Возобновление «опасного знакомства» и ожидание проводов изрядно нарушили
Даже духовные упражнения он выполнял без прежнего рвения. Утром второпях — да и то не всегда — прочитывал, не вдумываясь в них, пункты медитации, вечерние молитвы отбарабанивал где-нибудь на пригорке, любуясь картиной заката, духовное чтение, святое писание и четки совсем забросил.
Постоянно вспоминая красивую племянницу настоятеля, Людас Васарис вспоминал и о той перемене, которую заметил в ней на юбилее. Если бы не эта перемена, вероятно, все бы обернулось иначе. Правда, ему мила была и прежняя ветреная, веселая Люце с искрящимися черными глазами и открывающимися в улыбке белыми зубами, но теперешний ее сосредоточенный взгляд и тихая улыбка хватали его за сердце.
И действительно, за два года, что они не виделись, Люце сильно изменилась. Раньше это была, хотя и сформировавшаяся, но еще не успевшая расстаться с ребяческими и гимназическими замашками девушка. Сейчас она вошла в тот возраст, когда начинают глубже думать и чувствовать, осознавать свое «я» и когда забота о будущем вытесняет пережитки детства.
Дядя любил племянницу и тревожился за ее судьбу. Ему хотелось поскорее выдать ее замуж, — он отлично видел, что пребывание Люце в его доме связано со многими неудобствами и опасностями. Бразгис казался самой подходящей для нее парой.
— И чего ты от него требуешь? — часто увещевал ее настоятель. — Правда, он социалиста из себя корчит, на это больше для форсу. Это у него пройдет. А вообще мужчина серьезный, ученый, обходительный и хорошим лекарем станет. Словом, человек с будущностью. Я дам кое-что на обзаведение. Чего еще тебе надо?
— Не люблю я его! — упрямо твердила племянница.
— А ты полюби, — возражал настоятель, хотя и сам видел бесполезность своих слов.
— Полюбить такого кудлатого, такого растрепу? Никогда!
— Ну, так остриги его, побрей, если не нравится.
— Фи! — восклицала она и выбегала из комнаты. Виновата ли она, что ее интересуют духовные? Она с первой же встречи обратила внимание на Васариса и не могла отдать свое сердце ни Бразгису, ни кому другому. Однако и чувство ее к Васарису не было еще любовью. Они одновременно почувствовали приязнь друг к другу, но разница в положении их была так велика и оба они были так неопытны, что редкие встречи могли поддерживать в них лишь неопределенную взаимную симпатию. Кроме того, Васарис вскоре увидел грозившую его будущности опасность и объявил ей войну.

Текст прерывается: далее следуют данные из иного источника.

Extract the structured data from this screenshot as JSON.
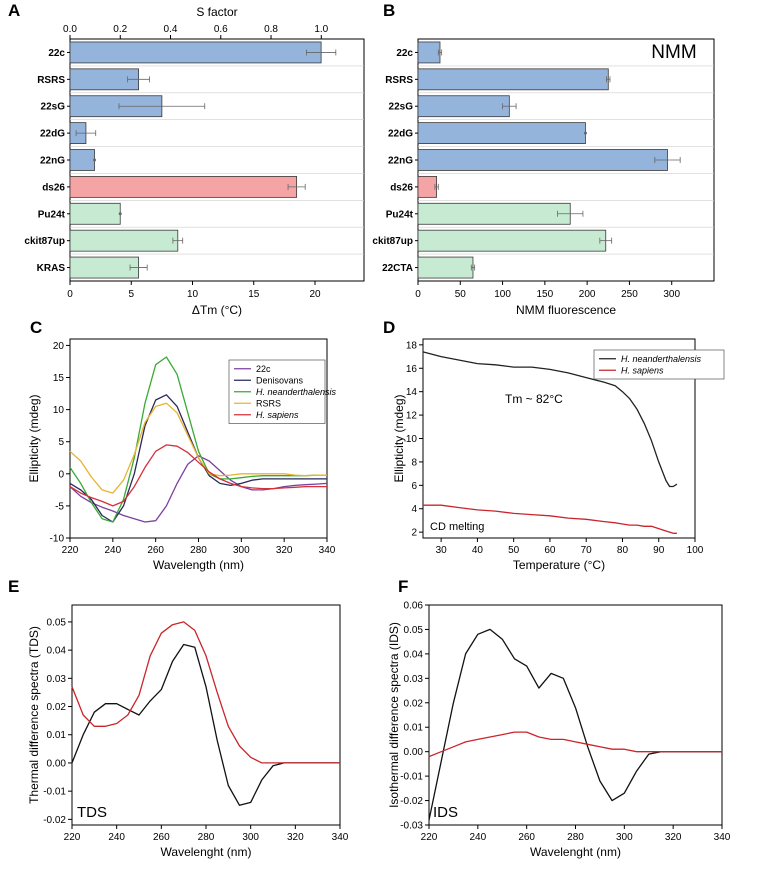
{
  "panel_labels": [
    "A",
    "B",
    "C",
    "D",
    "E",
    "F"
  ],
  "colors": {
    "blue": "#94b4dc",
    "red": "#f4a4a4",
    "green": "#c7ebd2",
    "bar_edge": "#3a3a3a",
    "err": "#666666"
  },
  "chart_data": [
    {
      "panel": "A",
      "type": "bar",
      "orientation": "horizontal",
      "xlabel": "ΔTm (°C)",
      "x2label": "S factor",
      "xlim": [
        0,
        24
      ],
      "xticks": [
        0,
        5,
        10,
        15,
        20
      ],
      "x2lim": [
        0,
        1.17
      ],
      "x2ticks": [
        0.0,
        0.2,
        0.4,
        0.6,
        0.8,
        1.0
      ],
      "x2ticklabels": [
        "0.0",
        "0.2",
        "0.4",
        "0.6",
        "0.8",
        "1.0"
      ],
      "categories": [
        "22c",
        "RSRS",
        "22sG",
        "22dG",
        "22nG",
        "ds26",
        "Pu24t",
        "ckit87up",
        "KRAS"
      ],
      "values": [
        20.5,
        5.6,
        7.5,
        1.3,
        2.0,
        18.5,
        4.1,
        8.8,
        5.6
      ],
      "errors": [
        1.2,
        0.9,
        3.5,
        0.8,
        0,
        0.7,
        0,
        0.4,
        0.7
      ],
      "bar_colors": [
        "blue",
        "blue",
        "blue",
        "blue",
        "blue",
        "red",
        "green",
        "green",
        "green"
      ]
    },
    {
      "panel": "B",
      "type": "bar",
      "orientation": "horizontal",
      "title": "NMM",
      "xlabel": "NMM fluorescence",
      "xlim": [
        0,
        350
      ],
      "xticks": [
        0,
        50,
        100,
        150,
        200,
        250,
        300
      ],
      "categories": [
        "22c",
        "RSRS",
        "22sG",
        "22dG",
        "22nG",
        "ds26",
        "Pu24t",
        "ckit87up",
        "22CTA"
      ],
      "values": [
        26,
        225,
        108,
        198,
        295,
        22,
        180,
        222,
        65
      ],
      "errors": [
        2,
        2,
        8,
        0,
        15,
        2,
        15,
        7,
        2
      ],
      "bar_colors": [
        "blue",
        "blue",
        "blue",
        "blue",
        "blue",
        "red",
        "green",
        "green",
        "green"
      ]
    },
    {
      "panel": "C",
      "type": "line",
      "xlabel": "Wavelength (nm)",
      "ylabel": "Ellipticity (mdeg)",
      "xlim": [
        220,
        340
      ],
      "ylim": [
        -10,
        21
      ],
      "xticks": [
        220,
        240,
        260,
        280,
        300,
        320,
        340
      ],
      "yticks": [
        -10,
        -5,
        0,
        5,
        10,
        15,
        20
      ],
      "x": [
        220,
        225,
        230,
        235,
        240,
        245,
        250,
        255,
        260,
        265,
        270,
        275,
        280,
        285,
        290,
        295,
        300,
        305,
        310,
        315,
        320,
        325,
        330,
        335,
        340
      ],
      "series": [
        {
          "name": "22c",
          "italic": false,
          "color": "#7b3fa0",
          "values": [
            -2,
            -3.5,
            -4.5,
            -5.2,
            -5.8,
            -6.5,
            -7,
            -7.5,
            -7.3,
            -5,
            -1.5,
            1.5,
            2.8,
            2,
            0.5,
            -1,
            -2,
            -2.5,
            -2.5,
            -2.3,
            -2,
            -1.8,
            -1.7,
            -1.6,
            -1.5
          ]
        },
        {
          "name": "Denisovans",
          "italic": false,
          "color": "#2a2a5a",
          "values": [
            -1.5,
            -2.5,
            -4,
            -6.5,
            -7.5,
            -5,
            0,
            7.5,
            11.5,
            12.3,
            10.5,
            6.5,
            2.5,
            -0.3,
            -1.5,
            -1.8,
            -1.5,
            -1,
            -0.8,
            -0.8,
            -0.8,
            -0.8,
            -0.8,
            -0.8,
            -0.8
          ]
        },
        {
          "name": "H. neanderthalensis",
          "italic": true,
          "color": "#3aaa35",
          "values": [
            1,
            -1.5,
            -4.5,
            -7,
            -7.5,
            -4,
            2.5,
            11,
            17,
            18.2,
            15.5,
            9.5,
            3.5,
            0,
            -0.8,
            -0.8,
            -0.6,
            -0.4,
            -0.3,
            -0.3,
            -0.3,
            -0.3,
            -0.3,
            -0.2,
            -0.2
          ]
        },
        {
          "name": "RSRS",
          "italic": false,
          "color": "#e7b430",
          "values": [
            3.5,
            2,
            -0.5,
            -2.5,
            -3,
            -1,
            3,
            8,
            10.5,
            11,
            9.5,
            6,
            2.5,
            0,
            -0.3,
            -0.2,
            0,
            0,
            0,
            0,
            0,
            -0.2,
            -0.3,
            -0.2,
            -0.2
          ]
        },
        {
          "name": "H. sapiens",
          "italic": true,
          "color": "#d6303a",
          "values": [
            -2,
            -3,
            -3.7,
            -4.3,
            -5,
            -4.3,
            -2,
            1,
            3.5,
            4.5,
            4.3,
            3.3,
            1.8,
            0.3,
            -0.8,
            -1.5,
            -2,
            -2.2,
            -2.3,
            -2.3,
            -2.2,
            -2.1,
            -2,
            -2,
            -2
          ]
        }
      ]
    },
    {
      "panel": "D",
      "type": "line",
      "xlabel": "Temperature (°C)",
      "ylabel": "Ellipticity (mdeg)",
      "xlim": [
        25,
        100
      ],
      "ylim": [
        1.5,
        18.5
      ],
      "xticks": [
        30,
        40,
        50,
        60,
        70,
        80,
        90,
        100
      ],
      "yticks": [
        2,
        4,
        6,
        8,
        10,
        12,
        14,
        16,
        18
      ],
      "annotations": [
        "Tm ~ 82°C",
        "CD melting"
      ],
      "x": [
        25,
        30,
        35,
        40,
        45,
        50,
        55,
        60,
        65,
        70,
        75,
        78,
        80,
        82,
        84,
        86,
        88,
        90,
        92,
        93,
        94,
        95
      ],
      "series": [
        {
          "name": "H. neanderthalensis",
          "italic": true,
          "color": "#222222",
          "values": [
            17.4,
            17,
            16.7,
            16.4,
            16.3,
            16.1,
            16.1,
            15.9,
            15.6,
            15.2,
            14.8,
            14.5,
            14,
            13.4,
            12.5,
            11.3,
            9.8,
            8,
            6.4,
            5.9,
            5.9,
            6.1
          ]
        },
        {
          "name": "H. sapiens",
          "italic": true,
          "color": "#c8262c",
          "values": [
            4.3,
            4.3,
            4.1,
            3.9,
            3.8,
            3.6,
            3.5,
            3.4,
            3.2,
            3.1,
            2.9,
            2.8,
            2.7,
            2.6,
            2.6,
            2.5,
            2.5,
            2.3,
            2.1,
            2,
            1.9,
            1.9
          ]
        }
      ]
    },
    {
      "panel": "E",
      "type": "line",
      "xlabel": "Wavelenght (nm)",
      "ylabel": "Thermal difference spectra (TDS)",
      "xlim": [
        220,
        340
      ],
      "ylim": [
        -0.022,
        0.056
      ],
      "xticks": [
        220,
        240,
        260,
        280,
        300,
        320,
        340
      ],
      "yticks": [
        -0.02,
        -0.01,
        0.0,
        0.01,
        0.02,
        0.03,
        0.04,
        0.05
      ],
      "yticklabels": [
        "-0.02",
        "-0.01",
        "0.00",
        "0.01",
        "0.02",
        "0.03",
        "0.04",
        "0.05"
      ],
      "annotations": [
        "TDS"
      ],
      "x": [
        220,
        225,
        230,
        235,
        240,
        245,
        250,
        255,
        260,
        265,
        270,
        275,
        280,
        285,
        290,
        295,
        300,
        305,
        310,
        315,
        320,
        325,
        330,
        335,
        340
      ],
      "series": [
        {
          "name": "black",
          "color": "#111111",
          "values": [
            0,
            0.01,
            0.018,
            0.021,
            0.021,
            0.019,
            0.017,
            0.022,
            0.026,
            0.036,
            0.042,
            0.041,
            0.027,
            0.008,
            -0.008,
            -0.015,
            -0.014,
            -0.006,
            -0.001,
            0,
            0,
            0,
            0,
            0,
            0
          ]
        },
        {
          "name": "red",
          "color": "#c8262c",
          "values": [
            0.027,
            0.017,
            0.013,
            0.013,
            0.014,
            0.017,
            0.024,
            0.038,
            0.046,
            0.049,
            0.05,
            0.047,
            0.038,
            0.025,
            0.013,
            0.006,
            0.002,
            0,
            0,
            0,
            0,
            0,
            0,
            0,
            0
          ]
        }
      ]
    },
    {
      "panel": "F",
      "type": "line",
      "xlabel": "Wavelenght (nm)",
      "ylabel": "Isothermal difference spectra (IDS)",
      "xlim": [
        220,
        340
      ],
      "ylim": [
        -0.03,
        0.06
      ],
      "xticks": [
        220,
        240,
        260,
        280,
        300,
        320,
        340
      ],
      "yticks": [
        -0.03,
        -0.02,
        -0.01,
        0.0,
        0.01,
        0.02,
        0.03,
        0.04,
        0.05,
        0.06
      ],
      "yticklabels": [
        "-0.03",
        "-0.02",
        "-0.01",
        "0.00",
        "0.01",
        "0.02",
        "0.03",
        "0.04",
        "0.05",
        "0.06"
      ],
      "annotations": [
        "IDS"
      ],
      "x": [
        220,
        225,
        230,
        235,
        240,
        245,
        250,
        255,
        260,
        265,
        270,
        275,
        280,
        285,
        290,
        295,
        300,
        305,
        310,
        315,
        320,
        325,
        330,
        335,
        340
      ],
      "series": [
        {
          "name": "black",
          "color": "#111111",
          "values": [
            -0.028,
            -0.004,
            0.02,
            0.04,
            0.048,
            0.05,
            0.046,
            0.038,
            0.035,
            0.026,
            0.032,
            0.03,
            0.018,
            0.002,
            -0.012,
            -0.02,
            -0.017,
            -0.008,
            -0.001,
            0,
            0,
            0,
            0,
            0,
            0
          ]
        },
        {
          "name": "red",
          "color": "#c8262c",
          "values": [
            -0.002,
            0,
            0.002,
            0.004,
            0.005,
            0.006,
            0.007,
            0.008,
            0.008,
            0.006,
            0.005,
            0.005,
            0.004,
            0.003,
            0.002,
            0.001,
            0.001,
            0,
            0,
            0,
            0,
            0,
            0,
            0,
            0
          ]
        }
      ]
    }
  ]
}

Но Люце ни о каких опасностях не думала и не забыла «соседа» за два года разлуки. Практическая сторона жизни еще не имела для нее большого значения. Кроме того, несмотря на живой темперамент, Люце была мечтательницей. Пучок палевых бессмертников, которые она нарвала, сидя рядом с Павасарелисом на Заревой горе, всю зиму красовался в ее комнате, как память о застенчивом, деликатном юноше в сутане.